После ухода Хирна Каммингс посмотрел на свои руки. «Когда поднимаются небольшие волны противодействия, нужно только направить вниз больше силы». Однако на фронтовые части эта сила не подействовала. Хирна сломить он смог, с любым другим он также справился бы, но, взятые вместе, они совсем другое дело, все вместе они по-прежнему противятся ему. Генерал тяжело вздохнул. Он устал. Но надо же найти какой-то выход. Он найдет его. Ведь было время, когда и Хирн противился ему. Настроение у него поднялось, чего уже давно не было; он оживился. Груз огорчений и неудач, постигших его за прошедшие несколько недель, стал менее ощутим.
В столовую Хирн не пошел. Он возвратился в свою палатку и почти час пролежал на койке лицом вниз, сгорая от мучительного унижения, не зная, куда деваться от отвращения к самому себе, страдая от бессильного гнева. Как только Хирн узнал, что генерал вызывает его, он понял: его ожидают неприятности. Входя в палатку Каммингса, Хирн был уверен, что не уступит. И все же он боялся Каммингса; боялся его с той минуты, как вошел в палатку. Все в нем требовало отказаться поднять сигарету, но он поднял ее, как будто его воля онемела.

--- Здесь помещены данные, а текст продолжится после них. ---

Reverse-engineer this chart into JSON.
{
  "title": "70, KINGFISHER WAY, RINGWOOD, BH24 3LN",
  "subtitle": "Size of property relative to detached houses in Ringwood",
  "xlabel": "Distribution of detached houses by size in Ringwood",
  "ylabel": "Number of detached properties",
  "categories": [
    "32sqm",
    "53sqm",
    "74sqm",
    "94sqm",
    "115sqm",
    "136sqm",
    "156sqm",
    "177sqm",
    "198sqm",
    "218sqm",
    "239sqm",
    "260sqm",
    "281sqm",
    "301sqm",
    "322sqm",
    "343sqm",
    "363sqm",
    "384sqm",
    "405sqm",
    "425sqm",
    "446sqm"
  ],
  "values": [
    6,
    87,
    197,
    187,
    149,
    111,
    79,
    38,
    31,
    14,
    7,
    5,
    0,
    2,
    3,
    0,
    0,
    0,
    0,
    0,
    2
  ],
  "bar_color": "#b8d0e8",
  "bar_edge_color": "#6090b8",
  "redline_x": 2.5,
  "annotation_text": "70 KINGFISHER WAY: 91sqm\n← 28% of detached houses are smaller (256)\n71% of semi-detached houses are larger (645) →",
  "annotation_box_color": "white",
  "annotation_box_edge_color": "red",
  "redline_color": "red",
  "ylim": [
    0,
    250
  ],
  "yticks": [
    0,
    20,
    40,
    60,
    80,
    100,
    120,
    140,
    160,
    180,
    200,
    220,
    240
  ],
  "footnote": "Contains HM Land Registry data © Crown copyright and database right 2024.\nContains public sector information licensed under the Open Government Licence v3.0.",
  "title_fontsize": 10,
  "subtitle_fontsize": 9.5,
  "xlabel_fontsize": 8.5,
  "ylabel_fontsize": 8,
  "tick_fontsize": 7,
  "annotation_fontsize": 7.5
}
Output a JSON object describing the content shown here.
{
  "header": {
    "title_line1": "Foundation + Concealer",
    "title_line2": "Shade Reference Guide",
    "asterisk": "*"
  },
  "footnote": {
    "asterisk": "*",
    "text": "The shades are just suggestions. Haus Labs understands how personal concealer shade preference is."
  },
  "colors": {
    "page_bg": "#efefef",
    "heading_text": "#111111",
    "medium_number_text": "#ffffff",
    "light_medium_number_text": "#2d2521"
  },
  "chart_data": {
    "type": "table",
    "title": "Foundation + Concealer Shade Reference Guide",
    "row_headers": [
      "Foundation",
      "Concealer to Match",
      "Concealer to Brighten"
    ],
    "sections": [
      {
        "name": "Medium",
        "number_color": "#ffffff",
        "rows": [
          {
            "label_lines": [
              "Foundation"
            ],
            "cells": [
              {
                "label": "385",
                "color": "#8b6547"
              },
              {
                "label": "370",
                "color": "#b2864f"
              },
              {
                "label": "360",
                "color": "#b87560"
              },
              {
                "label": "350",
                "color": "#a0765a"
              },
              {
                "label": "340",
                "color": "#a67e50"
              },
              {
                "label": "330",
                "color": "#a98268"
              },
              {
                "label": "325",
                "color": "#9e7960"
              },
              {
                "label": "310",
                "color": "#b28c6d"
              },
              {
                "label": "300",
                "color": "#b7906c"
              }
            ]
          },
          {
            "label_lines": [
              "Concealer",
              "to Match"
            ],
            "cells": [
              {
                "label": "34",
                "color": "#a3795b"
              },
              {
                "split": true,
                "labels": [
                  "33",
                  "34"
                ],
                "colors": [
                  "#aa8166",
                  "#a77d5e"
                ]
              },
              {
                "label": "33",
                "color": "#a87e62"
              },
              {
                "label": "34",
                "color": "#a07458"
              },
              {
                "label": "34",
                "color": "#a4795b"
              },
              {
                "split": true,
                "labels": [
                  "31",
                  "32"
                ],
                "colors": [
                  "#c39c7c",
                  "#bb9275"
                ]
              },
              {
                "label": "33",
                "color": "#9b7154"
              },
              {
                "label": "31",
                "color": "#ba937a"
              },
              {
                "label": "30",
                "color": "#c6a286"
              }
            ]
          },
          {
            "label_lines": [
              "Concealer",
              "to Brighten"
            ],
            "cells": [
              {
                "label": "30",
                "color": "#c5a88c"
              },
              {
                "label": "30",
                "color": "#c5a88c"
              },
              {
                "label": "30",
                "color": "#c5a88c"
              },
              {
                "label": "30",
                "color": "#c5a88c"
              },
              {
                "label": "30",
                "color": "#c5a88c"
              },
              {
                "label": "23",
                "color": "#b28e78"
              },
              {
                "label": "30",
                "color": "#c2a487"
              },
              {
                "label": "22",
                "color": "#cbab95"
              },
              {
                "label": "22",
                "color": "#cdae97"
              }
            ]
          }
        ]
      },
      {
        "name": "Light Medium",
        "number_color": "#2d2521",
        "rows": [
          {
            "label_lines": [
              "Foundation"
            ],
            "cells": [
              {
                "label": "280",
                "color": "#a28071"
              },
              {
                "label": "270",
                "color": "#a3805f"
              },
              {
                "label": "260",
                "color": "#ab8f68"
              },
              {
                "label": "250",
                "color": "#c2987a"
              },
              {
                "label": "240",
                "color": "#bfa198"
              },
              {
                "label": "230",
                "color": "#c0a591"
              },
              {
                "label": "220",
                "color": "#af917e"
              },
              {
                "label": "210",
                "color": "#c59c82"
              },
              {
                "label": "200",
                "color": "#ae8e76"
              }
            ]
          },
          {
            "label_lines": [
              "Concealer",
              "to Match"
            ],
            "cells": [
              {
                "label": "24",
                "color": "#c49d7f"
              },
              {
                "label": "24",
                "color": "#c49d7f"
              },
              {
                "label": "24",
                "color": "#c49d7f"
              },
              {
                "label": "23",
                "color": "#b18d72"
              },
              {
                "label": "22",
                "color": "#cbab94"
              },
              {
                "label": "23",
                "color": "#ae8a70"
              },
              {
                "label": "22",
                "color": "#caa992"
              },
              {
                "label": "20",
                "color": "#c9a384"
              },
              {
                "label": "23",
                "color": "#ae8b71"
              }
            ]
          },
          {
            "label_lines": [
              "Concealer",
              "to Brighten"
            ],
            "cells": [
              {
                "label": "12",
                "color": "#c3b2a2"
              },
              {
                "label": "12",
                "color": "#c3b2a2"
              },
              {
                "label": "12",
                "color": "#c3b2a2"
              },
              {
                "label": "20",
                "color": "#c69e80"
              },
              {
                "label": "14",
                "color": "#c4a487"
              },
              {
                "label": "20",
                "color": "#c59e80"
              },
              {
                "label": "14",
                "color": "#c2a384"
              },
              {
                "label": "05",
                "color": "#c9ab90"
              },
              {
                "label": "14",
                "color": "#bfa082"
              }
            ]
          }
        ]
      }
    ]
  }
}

«Единственное, что остается, — это жить, не теряя стиля». Однажды он сказал себе это и жил в соответствии с этим правилом из-за отсутствия другого; это было его рабочее кредо, почти удовлетворявшее его до недавнего времени. Единственное, что имело значение, — это ни в коем случае не давать никому поколебать твою цельность в принципиальных вопросах. А то, что произошло сегодня, было принципиально. Хирн почувствовал, как будто в нем лопнул огромный гнойный нарыв и теперь заражал его кровь, безостановочным потоком проникая во все кровеносные сосуды. Он должен отплатить той же монетой или умереть, но это один из немногих случаев в его жизни, когда он не уверен в себе. Это просто невыносимо: он должен что-то сделать, но не представляет себе, что именно.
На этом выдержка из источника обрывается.